76. Os actos praticados pelos arguidos, atentando contra o bem vida de FF provocaram uma situação traumatizante para a sua companheira, CC, seus filhos, DD, nascido a 24 de Outubro de 2007, e EE, nascido a 1 de Junho de 2004, e restantes familiares.

V. Colhidos os legais vistos , cumpre decidir :

Dar-se-à primazia nas questões a abordar aos vícios da contradição insanável entre os fundamentos , quando se afirma a existência de uma coautoria considerando-se provada uma autoria singular ( art.º 410.º n.º 1 b) , do CPP ) e ao  ERRO NOTÓRIO NA APRECIAÇÃO DA PROVA, pois que a 1.ª instância presumiu o dolo de matar pelo recorrente , partindo  da existência de um plano , a partir de um acordo  prévio ( art.º 410.º n.º 2 b) , do CPP ) , pelas consequências processuais que implicariam , a procederem , suposto que , oficiosamente , este STJ os declarasse , pois que ao recorrente é vedado erigir em fundamento específico de recurso para este STJ , como é jurisprudência assente , tais anomalias .

O poder conferido ao recorrente , em tais casos , não passa de uma mera chamada de reponderação , a que o STJ dará resposta afirmativa ou não porque tais defeitos decisórios se situam ou prendem com a fixação da matéria de facto e , quanto a esta , o STJ , como tribunal de revista , nos termos do art.º 434.º , do CPP , repondera a correcção do direito aplicado .
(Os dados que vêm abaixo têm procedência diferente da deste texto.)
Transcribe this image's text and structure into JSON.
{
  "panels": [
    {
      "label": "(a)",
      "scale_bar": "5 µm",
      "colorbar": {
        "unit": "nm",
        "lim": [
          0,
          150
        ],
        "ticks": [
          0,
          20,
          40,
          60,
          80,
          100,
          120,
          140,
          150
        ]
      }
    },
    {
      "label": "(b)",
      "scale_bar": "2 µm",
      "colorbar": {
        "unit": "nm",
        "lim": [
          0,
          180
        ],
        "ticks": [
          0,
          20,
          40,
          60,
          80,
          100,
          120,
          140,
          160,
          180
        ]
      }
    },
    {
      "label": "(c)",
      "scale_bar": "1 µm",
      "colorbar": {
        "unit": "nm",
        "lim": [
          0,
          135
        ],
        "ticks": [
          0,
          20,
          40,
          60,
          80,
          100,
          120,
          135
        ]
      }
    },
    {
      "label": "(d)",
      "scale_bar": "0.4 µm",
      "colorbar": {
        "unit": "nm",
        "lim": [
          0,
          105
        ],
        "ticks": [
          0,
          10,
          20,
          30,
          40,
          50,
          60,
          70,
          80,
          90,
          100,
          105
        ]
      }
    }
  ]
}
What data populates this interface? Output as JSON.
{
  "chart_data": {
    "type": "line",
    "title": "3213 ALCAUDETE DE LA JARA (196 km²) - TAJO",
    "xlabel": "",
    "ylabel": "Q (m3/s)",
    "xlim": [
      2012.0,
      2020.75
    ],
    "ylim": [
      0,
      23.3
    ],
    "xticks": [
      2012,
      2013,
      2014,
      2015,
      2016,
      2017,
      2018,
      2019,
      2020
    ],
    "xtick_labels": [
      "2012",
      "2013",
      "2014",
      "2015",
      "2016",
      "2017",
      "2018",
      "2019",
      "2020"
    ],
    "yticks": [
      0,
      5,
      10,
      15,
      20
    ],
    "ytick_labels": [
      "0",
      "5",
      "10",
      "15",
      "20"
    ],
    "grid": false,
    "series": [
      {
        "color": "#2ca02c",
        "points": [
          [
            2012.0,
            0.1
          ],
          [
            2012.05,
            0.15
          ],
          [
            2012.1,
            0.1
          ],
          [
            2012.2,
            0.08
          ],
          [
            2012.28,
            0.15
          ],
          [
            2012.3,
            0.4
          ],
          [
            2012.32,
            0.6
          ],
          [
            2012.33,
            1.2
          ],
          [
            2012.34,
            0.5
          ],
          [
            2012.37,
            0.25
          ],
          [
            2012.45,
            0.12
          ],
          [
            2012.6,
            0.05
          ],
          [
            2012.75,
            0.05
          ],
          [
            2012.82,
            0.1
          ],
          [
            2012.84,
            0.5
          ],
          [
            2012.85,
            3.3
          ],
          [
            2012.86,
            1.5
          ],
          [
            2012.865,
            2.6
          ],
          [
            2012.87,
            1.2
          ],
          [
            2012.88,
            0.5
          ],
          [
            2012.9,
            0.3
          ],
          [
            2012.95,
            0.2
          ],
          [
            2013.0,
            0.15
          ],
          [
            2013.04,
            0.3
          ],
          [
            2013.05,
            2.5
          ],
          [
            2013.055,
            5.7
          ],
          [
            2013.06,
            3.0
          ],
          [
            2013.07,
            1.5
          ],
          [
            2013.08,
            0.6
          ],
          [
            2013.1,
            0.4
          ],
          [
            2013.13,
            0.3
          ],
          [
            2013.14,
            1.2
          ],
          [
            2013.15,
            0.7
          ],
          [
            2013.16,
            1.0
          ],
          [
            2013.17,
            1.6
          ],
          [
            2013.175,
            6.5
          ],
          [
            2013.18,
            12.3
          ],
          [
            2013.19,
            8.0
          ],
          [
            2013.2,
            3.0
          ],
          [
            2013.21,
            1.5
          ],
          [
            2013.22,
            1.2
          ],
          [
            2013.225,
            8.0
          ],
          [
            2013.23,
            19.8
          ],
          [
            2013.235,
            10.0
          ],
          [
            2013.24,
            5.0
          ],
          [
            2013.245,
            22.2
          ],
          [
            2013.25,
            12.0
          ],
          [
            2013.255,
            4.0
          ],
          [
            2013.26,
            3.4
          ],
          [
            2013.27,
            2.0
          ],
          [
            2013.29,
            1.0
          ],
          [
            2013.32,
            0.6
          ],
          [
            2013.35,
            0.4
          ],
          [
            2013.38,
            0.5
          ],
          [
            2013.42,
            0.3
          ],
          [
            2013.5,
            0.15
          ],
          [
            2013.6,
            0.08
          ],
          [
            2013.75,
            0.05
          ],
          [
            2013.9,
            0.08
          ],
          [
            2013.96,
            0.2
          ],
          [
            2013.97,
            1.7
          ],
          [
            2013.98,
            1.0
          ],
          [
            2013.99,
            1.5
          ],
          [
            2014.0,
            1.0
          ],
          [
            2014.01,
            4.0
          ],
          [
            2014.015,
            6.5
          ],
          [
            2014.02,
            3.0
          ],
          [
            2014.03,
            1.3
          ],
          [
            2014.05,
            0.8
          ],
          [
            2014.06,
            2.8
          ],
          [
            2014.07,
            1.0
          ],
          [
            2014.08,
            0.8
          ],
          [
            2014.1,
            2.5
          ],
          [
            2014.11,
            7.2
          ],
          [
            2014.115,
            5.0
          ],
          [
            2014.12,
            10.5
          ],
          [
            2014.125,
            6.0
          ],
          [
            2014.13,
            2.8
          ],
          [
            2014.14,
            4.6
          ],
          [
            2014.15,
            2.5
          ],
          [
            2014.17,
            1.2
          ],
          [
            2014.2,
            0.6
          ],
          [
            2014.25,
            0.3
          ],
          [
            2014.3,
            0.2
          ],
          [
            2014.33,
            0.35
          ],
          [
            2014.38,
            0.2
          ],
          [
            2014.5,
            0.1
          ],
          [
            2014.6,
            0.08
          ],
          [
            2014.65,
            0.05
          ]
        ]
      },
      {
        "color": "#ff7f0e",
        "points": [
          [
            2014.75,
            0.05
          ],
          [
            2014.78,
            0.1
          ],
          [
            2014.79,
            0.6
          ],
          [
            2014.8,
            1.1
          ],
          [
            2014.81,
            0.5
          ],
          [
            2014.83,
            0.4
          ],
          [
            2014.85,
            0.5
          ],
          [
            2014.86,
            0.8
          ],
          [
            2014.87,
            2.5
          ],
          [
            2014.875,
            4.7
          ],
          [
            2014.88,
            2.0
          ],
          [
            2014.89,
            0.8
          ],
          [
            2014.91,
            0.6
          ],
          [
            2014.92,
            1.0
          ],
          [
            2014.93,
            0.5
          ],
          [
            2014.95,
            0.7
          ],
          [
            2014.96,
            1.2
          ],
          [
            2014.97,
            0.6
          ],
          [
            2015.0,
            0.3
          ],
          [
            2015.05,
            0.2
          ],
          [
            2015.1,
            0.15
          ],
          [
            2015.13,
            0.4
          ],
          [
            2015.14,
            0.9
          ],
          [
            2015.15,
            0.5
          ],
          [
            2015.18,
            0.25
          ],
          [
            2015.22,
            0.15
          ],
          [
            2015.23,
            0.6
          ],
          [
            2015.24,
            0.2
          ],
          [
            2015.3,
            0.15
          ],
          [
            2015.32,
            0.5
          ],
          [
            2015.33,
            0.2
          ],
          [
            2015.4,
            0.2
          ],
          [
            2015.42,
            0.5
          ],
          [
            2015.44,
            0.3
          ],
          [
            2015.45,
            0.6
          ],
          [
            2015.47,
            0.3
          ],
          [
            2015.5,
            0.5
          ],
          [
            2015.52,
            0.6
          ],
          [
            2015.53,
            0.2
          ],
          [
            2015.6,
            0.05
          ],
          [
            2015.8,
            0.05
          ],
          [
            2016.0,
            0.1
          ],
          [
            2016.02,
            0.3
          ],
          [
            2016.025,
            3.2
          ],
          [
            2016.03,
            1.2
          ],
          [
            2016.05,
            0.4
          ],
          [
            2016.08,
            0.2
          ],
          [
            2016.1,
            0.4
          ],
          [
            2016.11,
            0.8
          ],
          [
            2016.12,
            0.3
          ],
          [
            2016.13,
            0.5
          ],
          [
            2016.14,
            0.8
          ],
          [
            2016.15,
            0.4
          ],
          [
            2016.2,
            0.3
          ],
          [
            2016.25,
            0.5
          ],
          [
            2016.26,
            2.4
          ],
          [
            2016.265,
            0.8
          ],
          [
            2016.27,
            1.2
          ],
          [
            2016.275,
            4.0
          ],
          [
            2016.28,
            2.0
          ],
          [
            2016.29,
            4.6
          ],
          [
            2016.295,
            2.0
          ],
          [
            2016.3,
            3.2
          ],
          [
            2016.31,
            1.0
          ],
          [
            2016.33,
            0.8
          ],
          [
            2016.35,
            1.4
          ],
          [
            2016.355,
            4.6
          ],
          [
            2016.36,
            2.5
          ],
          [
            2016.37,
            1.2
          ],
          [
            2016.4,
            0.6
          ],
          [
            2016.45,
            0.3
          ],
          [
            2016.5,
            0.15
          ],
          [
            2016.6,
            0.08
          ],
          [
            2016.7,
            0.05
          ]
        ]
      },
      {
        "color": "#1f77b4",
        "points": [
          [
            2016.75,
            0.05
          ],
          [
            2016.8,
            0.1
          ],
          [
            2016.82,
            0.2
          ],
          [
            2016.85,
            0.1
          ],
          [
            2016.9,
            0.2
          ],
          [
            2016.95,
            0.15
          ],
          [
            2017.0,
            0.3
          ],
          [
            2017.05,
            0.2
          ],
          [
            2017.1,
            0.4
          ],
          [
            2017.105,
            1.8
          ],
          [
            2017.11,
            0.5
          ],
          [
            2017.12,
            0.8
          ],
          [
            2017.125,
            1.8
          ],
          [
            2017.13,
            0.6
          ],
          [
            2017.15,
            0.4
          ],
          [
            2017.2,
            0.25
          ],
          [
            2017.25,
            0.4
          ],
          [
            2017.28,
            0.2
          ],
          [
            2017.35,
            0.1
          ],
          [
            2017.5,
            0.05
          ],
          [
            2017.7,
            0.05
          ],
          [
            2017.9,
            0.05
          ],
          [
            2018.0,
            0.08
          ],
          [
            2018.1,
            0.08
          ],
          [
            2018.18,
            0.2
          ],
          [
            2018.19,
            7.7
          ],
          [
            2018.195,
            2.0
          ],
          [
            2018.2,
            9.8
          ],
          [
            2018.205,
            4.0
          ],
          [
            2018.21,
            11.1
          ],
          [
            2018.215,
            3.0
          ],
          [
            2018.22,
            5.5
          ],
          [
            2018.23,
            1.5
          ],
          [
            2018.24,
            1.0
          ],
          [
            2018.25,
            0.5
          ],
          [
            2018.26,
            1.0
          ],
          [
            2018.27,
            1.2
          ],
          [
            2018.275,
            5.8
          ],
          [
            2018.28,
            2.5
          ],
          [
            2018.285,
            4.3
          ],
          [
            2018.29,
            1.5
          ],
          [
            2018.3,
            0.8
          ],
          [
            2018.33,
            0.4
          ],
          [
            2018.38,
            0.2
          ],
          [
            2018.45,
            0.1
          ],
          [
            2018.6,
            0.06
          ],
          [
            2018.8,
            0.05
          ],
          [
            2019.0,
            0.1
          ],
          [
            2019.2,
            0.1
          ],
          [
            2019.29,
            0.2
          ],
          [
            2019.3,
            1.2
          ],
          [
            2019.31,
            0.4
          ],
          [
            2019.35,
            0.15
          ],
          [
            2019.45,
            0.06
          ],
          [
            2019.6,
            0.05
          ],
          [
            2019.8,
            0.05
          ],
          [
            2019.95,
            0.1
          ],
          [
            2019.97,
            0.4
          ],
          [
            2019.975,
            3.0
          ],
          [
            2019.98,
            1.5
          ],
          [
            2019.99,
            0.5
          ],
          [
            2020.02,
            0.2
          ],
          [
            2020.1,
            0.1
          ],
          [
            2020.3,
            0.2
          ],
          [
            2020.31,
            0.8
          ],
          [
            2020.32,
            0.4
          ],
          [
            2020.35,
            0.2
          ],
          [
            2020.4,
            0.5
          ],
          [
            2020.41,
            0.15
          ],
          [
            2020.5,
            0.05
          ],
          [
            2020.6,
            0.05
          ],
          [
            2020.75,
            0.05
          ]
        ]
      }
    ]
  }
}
Na verdade fundamentar a decisão em termos de matéria de facto é explicar o decidido neste domínio , prestar contas aos destinatários da decisão sobre as razões da eleição de um facto em lugar de outro ; já no caso de erro notório o tribunal incorre em manifesto erro de análise , teve como definitivo um leque factual que a sã lógica das coisas , o bom senso , a justa e prudente apreciação das provas , dadas a conhecer na sentença , a partir da  sua simples leitura , que nesse aspecto há-de ser suficiente , ou de acordo com as regras da experiência , repudia e descredibiliza em absoluto , tornando-se insustentável, donde o STJ dever intervir em último recurso para bem decidir de direito , porém puramente por excepção nessa apreciação , já que a fixação da matéria de facto , em último termo , cabe à Relação , nos termos dos art.ºs 427.º e 428.º , do CPP .

Este vício não se confunde com a diferente convicção formada pelo recorrente ante o desfilar das provas e aquela que o tribunal alcançou , que é livre ,nos termos do art.º 127.º , do CPP ;  não prefixada legalmente , mediante inferências probatórias descritas pela lei em abstracto relativamente a cada meio de prova e ao modo processual de utilização , de aplicação formal e obrigatória para o juiz .

Toda a estruturação formal do recurso ao longo das largas dezenas de conclusões se situa no desacordo sobre a qualificação como co-autor do arguido , firmada  pelas instâncias , havida , antes , como cumplicidade , pela participação indirecta no evento letal , pelo que , estando , em nosso ver , dependente a decisão sobre aqueles vícios  , daquela qualificação , se relegará para momento posterior esse conhecimento , então último .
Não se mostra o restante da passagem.